To pass private registry credentials you’ll need to follow the Kubernetes docs on pulling from a private registry. This generally involves creating a secret in your namespace with the credentials and then setting the imagePullSecrets option on the pod specs which you can do with the make_cluster_spec way of creating clusters.

Something like this:

Create the secret

$ kubectl create secret docker-registry regcred --docker-server=<your-registry-server> --docker-username=<your-name> --docker-password=<your-pword> --docker-email=<your-email>

Set the secret name in the scheduler and worker pod specs before creating the KubeCluster

from dask_kubernetes.operator import KubeCluster, make_cluster_spec

spec = make_cluster_spec(name="custom", image="foo.com/jacobtomlinson/dask:latest")
spec["spec"]["worker"]["spec"]["imagePullSecrets"] = [{"name": "regcred"}]
spec["spec"]["scheduler"]["spec"]["imagePullSecrets"] = [{"name": "regcred"}]

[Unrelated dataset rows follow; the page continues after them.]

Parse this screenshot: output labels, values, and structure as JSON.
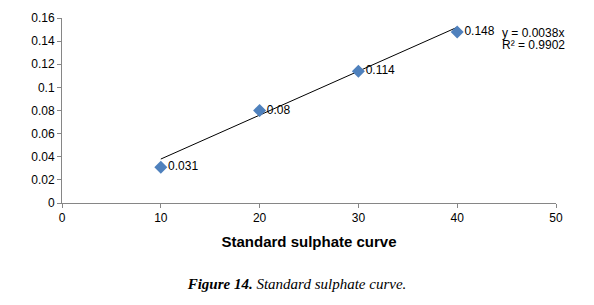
{
  "chart_data": {
    "type": "scatter",
    "x_label": "Standard sulphate curve",
    "x": [
      10,
      20,
      30,
      40
    ],
    "values": [
      0.031,
      0.08,
      0.114,
      0.148
    ],
    "color": "#4f81bd",
    "marker": "diamond",
    "data_labels": true,
    "trendline": {
      "slope": 0.0038
    },
    "annotations": [
      "y = 0.0038x",
      "R² = 0.9902"
    ],
    "xlim": [
      0,
      50
    ],
    "xticks": [
      0,
      10,
      20,
      30,
      40,
      50
    ],
    "ylim": [
      0,
      0.16
    ],
    "yticks": [
      0,
      0.02,
      0.04,
      0.06,
      0.08,
      0.1,
      0.12,
      0.14,
      0.16
    ],
    "grid": false,
    "caption": {
      "label": "Figure 14.",
      "text": "Standard sulphate curve."
    }
  }
}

cluster = KubeCluster(custom_cluster_spec=spec)

Hi, I have tried the following as you have mentioned above in setting up the credentials. But the command seems to be stuck. After I run the KubeCluster Line. Is there a way I can check any logs/ run in verbose mode? I tried to get all pods from kubectl, I don’t see any pod named local-dask

from dask_kubernetes.operator import KubeCluster
cluster = KubeCluster(name=“local-dask”, image=“foo.net/container-sandbox/foo/dask:latest”)

Sorry I missed the response on this thread. Newer versions of dask-kubernetes have better error handling around cluster startup. If you still have interest I suggest using a newer version and see if you get more useful output.